Expression data from FACS-purified Lgr5-EGFP+ intestinal cells from Ubc9+/+ and Ubc9+/- mice

The Lgr5+ intestinal stem cell, Paneth and transit-amplifying cell compartment constitute the intestinal crypt which is the constant source of differentiated epithelial cells that replenish the intestinal villi ensuring organ maintenance and regeneration. The Lgr5+ crypt-based columnar (CBC) cells have been identified as the intestinal stem cells (ISCs) and, importantly, as cells-of-origin of intestinal cancer. We used microarrays to detail the global program of gene expression in normal ISCs describing a mild downregulation of the sumoylation (post-translational modification (PTM) of proteins by SUMO) imposed by the loss of one allele of the unique E2-conjugating enzyme (Ubc9) of the pathway.
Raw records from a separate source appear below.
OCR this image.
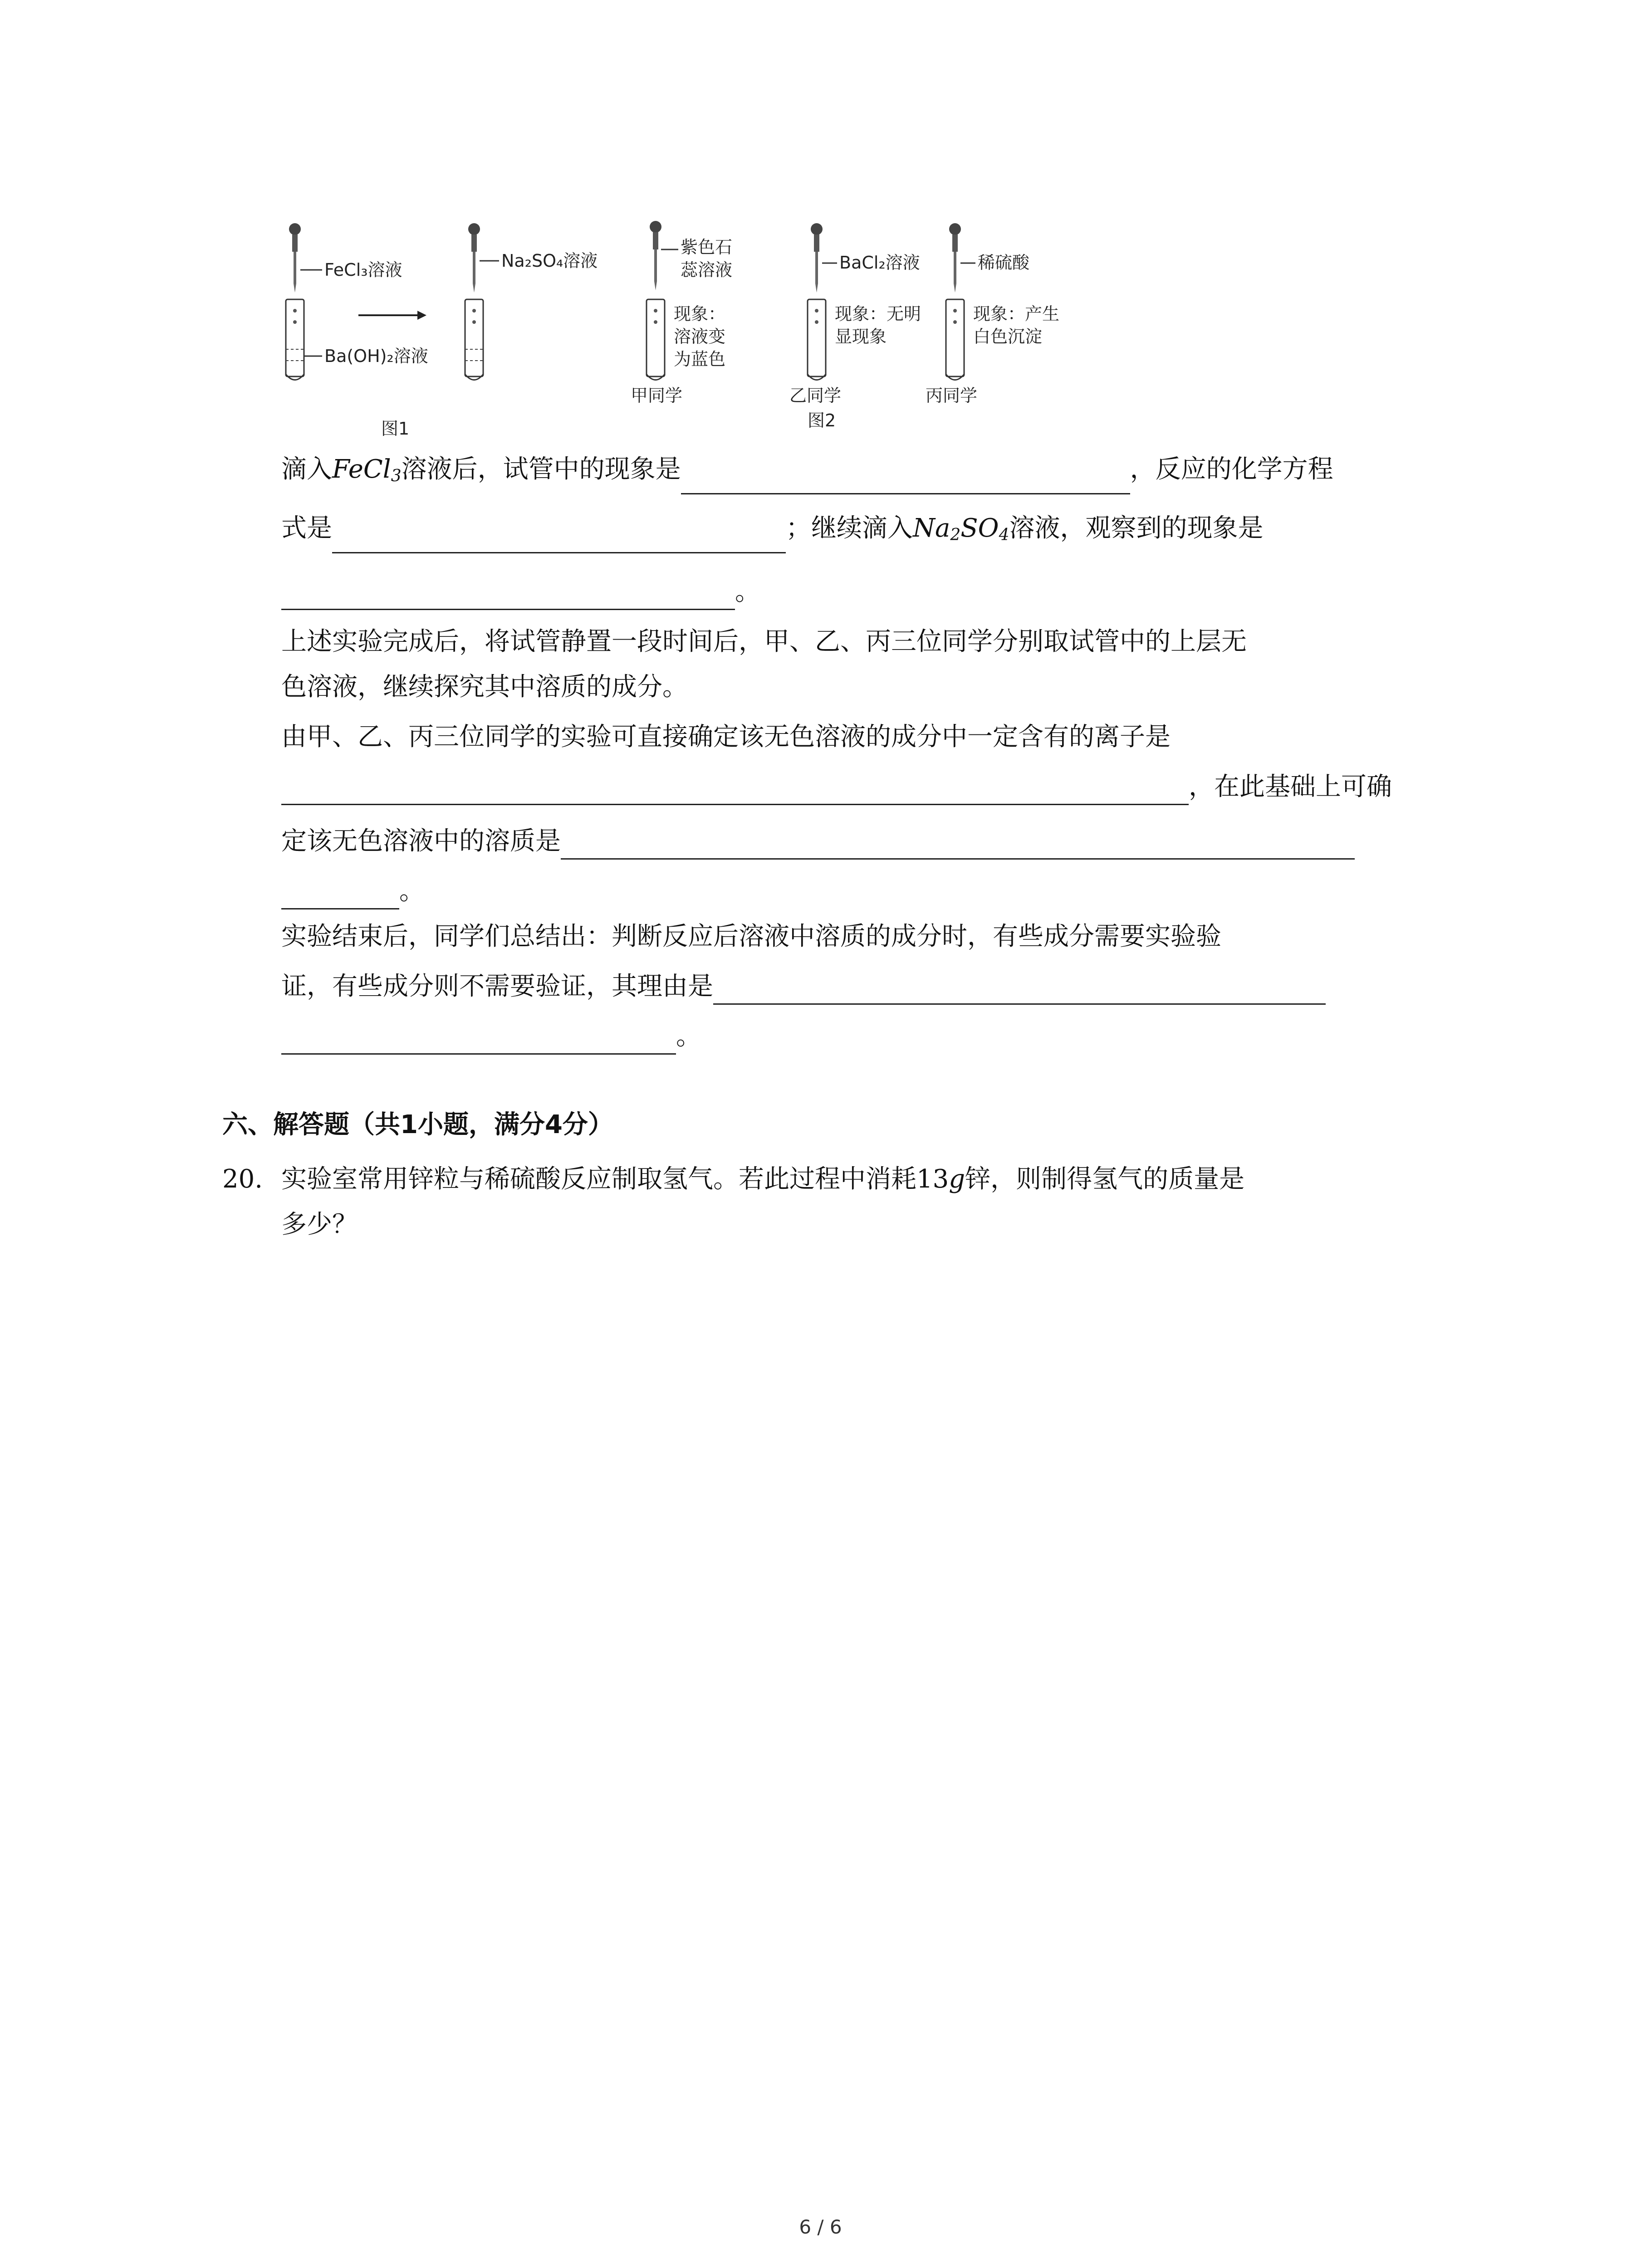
FeCl₃溶液
Ba(OH)₂溶液
图1
Na₂SO₄溶液
紫色石
蕊溶液
现象：
溶液变
为蓝色
甲同学
BaCl₂溶液
现象：无明
显现象
乙同学
图2
稀硫酸
现象：产生
白色沉淀
丙同学
滴入FeCl$_3$溶液后，试管中的现象是	，反应的化学方程
式是	；继续滴入$Na_2SO_4$溶液，观察到的现象是
。
上述实验完成后，将试管静置一段时间后，甲、乙、丙三位同学分别取试管中的上层无
色溶液，继续探究其中溶质的成分。
由甲、乙、丙三位同学的实验可直接确定该无色溶液的成分中一定含有的离子是
，在此基础上可确
定该无色溶液中的溶质是
。
实验结束后，同学们总结出：判断反应后溶液中溶质的成分时，有些成分需要实验验
证，有些成分则不需要验证，其理由是
。
六、解答题（共1小题，满分4分）
20. 实验室常用锌粒与稀硫酸反应制取氢气。若此过程中消耗13g锌，则制得氢气的质量是
多少？
6 / 6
Lgr5-EGFPhigh, CD24middle, EpCampositive and PInegative intestinal stem cells from normal Lgr5-EGFP mice either wt for Ubc9 or heterozygous (Ubc9+/-) were sorted into RNA later solution and kept at -80ºC until further processing. 5 8-12 weeks-old mice from each group were used. 3 males and 2 females per group were used and were analysed together. RNA from more than 5000 cells was extracted using trizol and high-quality RNA was used for hybridization.